The Federal Highway Administration is recommending uniform street signs on every street with a speed limit of 25 miles-per-hour or over across the country by 2018, for safety reasons, and the current signs in several communities would not comply with federal regulations. Now, several community leaders are griping to the feds, and the Wisconsin Transportation Secretary is working to eliminate the federal regulations.
The unique street signs in the Village of Fox Point would not comply with the federal regulations, but are considered somewhat of a trademark in the village. The signs are black, made out of cast iron, and feature a fox design. Some say they are difficult to see at night, but the Fox Point Village manager worked to have the signs declared a county landmark by the Milwaukee Historical Society back in 2002, and village leaders say changing the signs now is unfair.

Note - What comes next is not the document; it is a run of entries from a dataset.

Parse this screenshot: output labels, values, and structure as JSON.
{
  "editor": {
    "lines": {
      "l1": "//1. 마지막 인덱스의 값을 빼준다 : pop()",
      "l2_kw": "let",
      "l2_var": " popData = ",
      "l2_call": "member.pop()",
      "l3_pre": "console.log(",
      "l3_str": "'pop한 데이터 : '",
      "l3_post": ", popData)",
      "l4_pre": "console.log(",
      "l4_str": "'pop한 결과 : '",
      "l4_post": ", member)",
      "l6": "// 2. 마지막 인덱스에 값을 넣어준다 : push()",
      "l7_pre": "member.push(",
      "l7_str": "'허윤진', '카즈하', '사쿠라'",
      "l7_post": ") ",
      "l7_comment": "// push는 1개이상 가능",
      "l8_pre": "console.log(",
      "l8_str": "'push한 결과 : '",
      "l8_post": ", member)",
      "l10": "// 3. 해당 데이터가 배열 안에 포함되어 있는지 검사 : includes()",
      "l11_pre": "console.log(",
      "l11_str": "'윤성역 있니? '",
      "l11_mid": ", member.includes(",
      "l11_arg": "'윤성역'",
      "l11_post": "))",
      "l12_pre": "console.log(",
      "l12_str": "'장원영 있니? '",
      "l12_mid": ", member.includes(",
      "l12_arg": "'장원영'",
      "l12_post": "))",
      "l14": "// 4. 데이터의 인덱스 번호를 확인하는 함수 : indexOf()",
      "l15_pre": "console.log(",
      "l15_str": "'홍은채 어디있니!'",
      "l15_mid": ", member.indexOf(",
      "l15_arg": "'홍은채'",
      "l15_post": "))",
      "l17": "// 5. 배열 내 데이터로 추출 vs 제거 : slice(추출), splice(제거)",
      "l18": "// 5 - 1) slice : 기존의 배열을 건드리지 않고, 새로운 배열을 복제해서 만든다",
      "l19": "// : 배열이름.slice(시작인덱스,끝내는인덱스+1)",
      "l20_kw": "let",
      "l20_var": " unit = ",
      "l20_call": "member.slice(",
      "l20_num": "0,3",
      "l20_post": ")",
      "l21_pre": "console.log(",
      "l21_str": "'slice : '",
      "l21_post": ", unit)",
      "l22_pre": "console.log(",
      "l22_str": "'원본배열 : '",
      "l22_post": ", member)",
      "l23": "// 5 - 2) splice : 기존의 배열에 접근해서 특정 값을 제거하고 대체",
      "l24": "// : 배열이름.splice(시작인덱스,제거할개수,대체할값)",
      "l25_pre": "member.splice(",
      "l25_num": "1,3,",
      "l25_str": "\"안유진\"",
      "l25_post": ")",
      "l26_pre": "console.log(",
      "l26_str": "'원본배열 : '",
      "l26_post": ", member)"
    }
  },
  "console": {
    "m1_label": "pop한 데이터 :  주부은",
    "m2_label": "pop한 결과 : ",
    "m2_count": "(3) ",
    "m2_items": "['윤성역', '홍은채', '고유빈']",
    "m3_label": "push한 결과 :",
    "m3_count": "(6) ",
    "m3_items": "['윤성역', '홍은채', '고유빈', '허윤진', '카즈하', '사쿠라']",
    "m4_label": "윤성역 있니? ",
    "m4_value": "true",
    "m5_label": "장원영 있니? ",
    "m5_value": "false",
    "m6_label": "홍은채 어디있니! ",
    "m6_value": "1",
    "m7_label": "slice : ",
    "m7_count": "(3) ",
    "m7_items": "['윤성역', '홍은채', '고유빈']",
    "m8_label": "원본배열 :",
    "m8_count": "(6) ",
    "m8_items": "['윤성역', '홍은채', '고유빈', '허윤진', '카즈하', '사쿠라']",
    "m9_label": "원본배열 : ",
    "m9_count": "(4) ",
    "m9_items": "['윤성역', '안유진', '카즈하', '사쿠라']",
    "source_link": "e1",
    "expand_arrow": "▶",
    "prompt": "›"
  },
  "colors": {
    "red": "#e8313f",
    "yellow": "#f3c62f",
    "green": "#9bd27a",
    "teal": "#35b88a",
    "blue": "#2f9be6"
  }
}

"They're a signature of Fox Point. You know you've reached Fox Point when you get to them. They've been around for so long, and it distinguishes them from every other area throughout Milwaukee," Fox Point Village President Elise Burns said.

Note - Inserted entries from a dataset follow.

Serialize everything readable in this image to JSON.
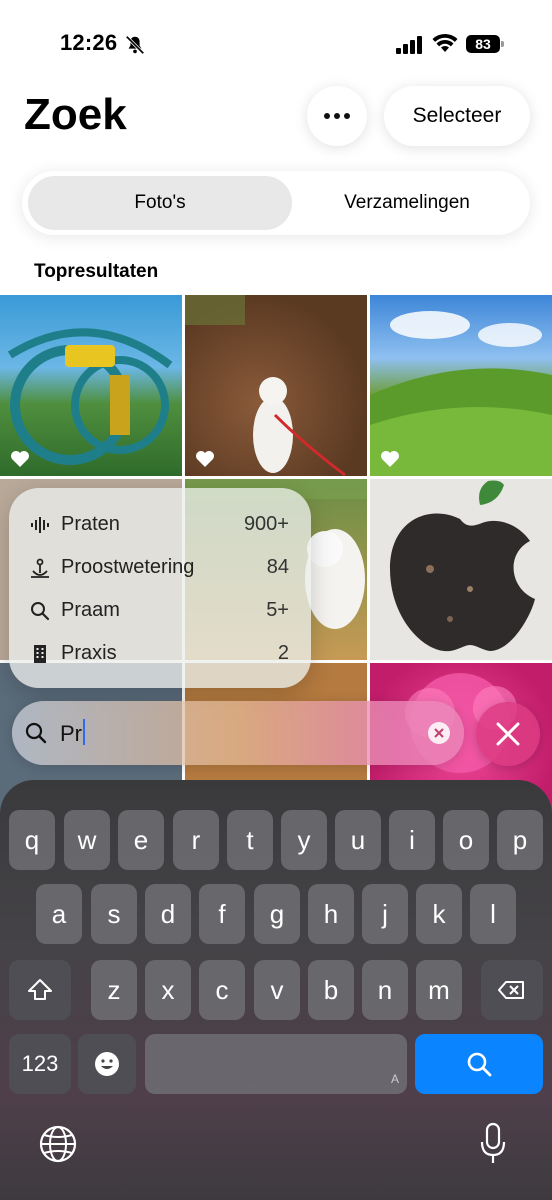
{
  "status_bar": {
    "time": "12:26",
    "battery": "83"
  },
  "header": {
    "title": "Zoek",
    "select_label": "Selecteer"
  },
  "segments": {
    "active": "Foto's",
    "inactive": "Verzamelingen"
  },
  "section_title": "Topresultaten",
  "suggestions": [
    {
      "icon": "waveform-icon",
      "label": "Praten",
      "count": "900+"
    },
    {
      "icon": "drain-icon",
      "label": "Proostwetering",
      "count": "84"
    },
    {
      "icon": "search-icon",
      "label": "Praam",
      "count": "5+"
    },
    {
      "icon": "building-icon",
      "label": "Praxis",
      "count": "2"
    }
  ],
  "search": {
    "value": "Pr"
  },
  "keyboard": {
    "row1": [
      "q",
      "w",
      "e",
      "r",
      "t",
      "y",
      "u",
      "i",
      "o",
      "p"
    ],
    "row2": [
      "a",
      "s",
      "d",
      "f",
      "g",
      "h",
      "j",
      "k",
      "l"
    ],
    "row3": [
      "z",
      "x",
      "c",
      "v",
      "b",
      "n",
      "m"
    ],
    "numbers_label": "123",
    "space_hint": "A"
  },
  "colors": {
    "accent_blue": "#0a84ff",
    "cancel_pink": "#dc3c82"
  }
}
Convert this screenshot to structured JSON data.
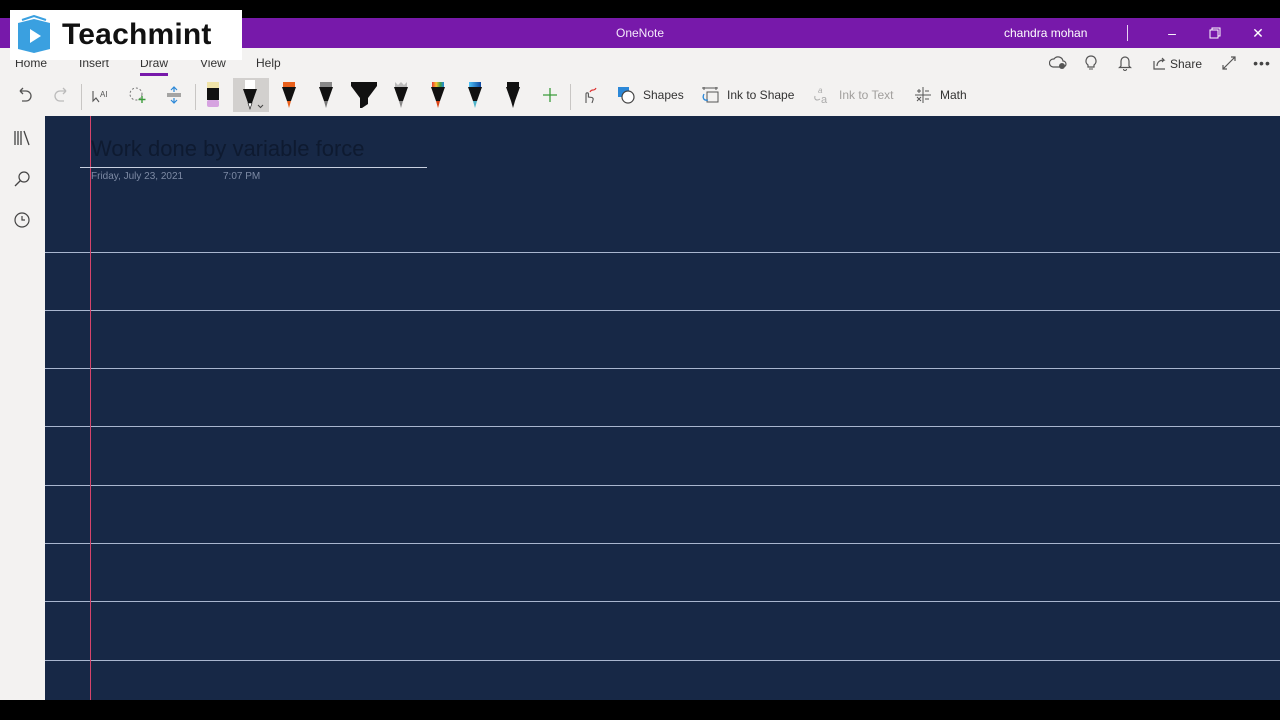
{
  "overlay": {
    "brand": "Teachmint"
  },
  "window": {
    "app_title": "OneNote",
    "user_name": "chandra mohan",
    "controls": [
      "minimize",
      "restore",
      "close"
    ]
  },
  "ribbon": {
    "tabs": [
      {
        "label": "Home"
      },
      {
        "label": "Insert"
      },
      {
        "label": "Draw",
        "active": true
      },
      {
        "label": "View"
      },
      {
        "label": "Help"
      }
    ],
    "right": {
      "share_label": "Share"
    },
    "tools": {
      "shapes_label": "Shapes",
      "ink_to_shape_label": "Ink to Shape",
      "ink_to_text_label": "Ink to Text",
      "math_label": "Math"
    },
    "accent_color": "#7719aa"
  },
  "page": {
    "title": "Work done by variable force",
    "date": "Friday, July 23, 2021",
    "time": "7:07 PM",
    "background_color": "#172846"
  }
}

Another area that would need to change their street signs is Bayside. Federal regulations say the letters must be upper and lowercase, and reflective. In Milwaukee, changing the street signs to meet these federal regulations would cost nearly $2 million, double the city's entire annual budget for traffic control. The American Road and Transportation Builders Association say the federal government should provide the funding needed to change the signs.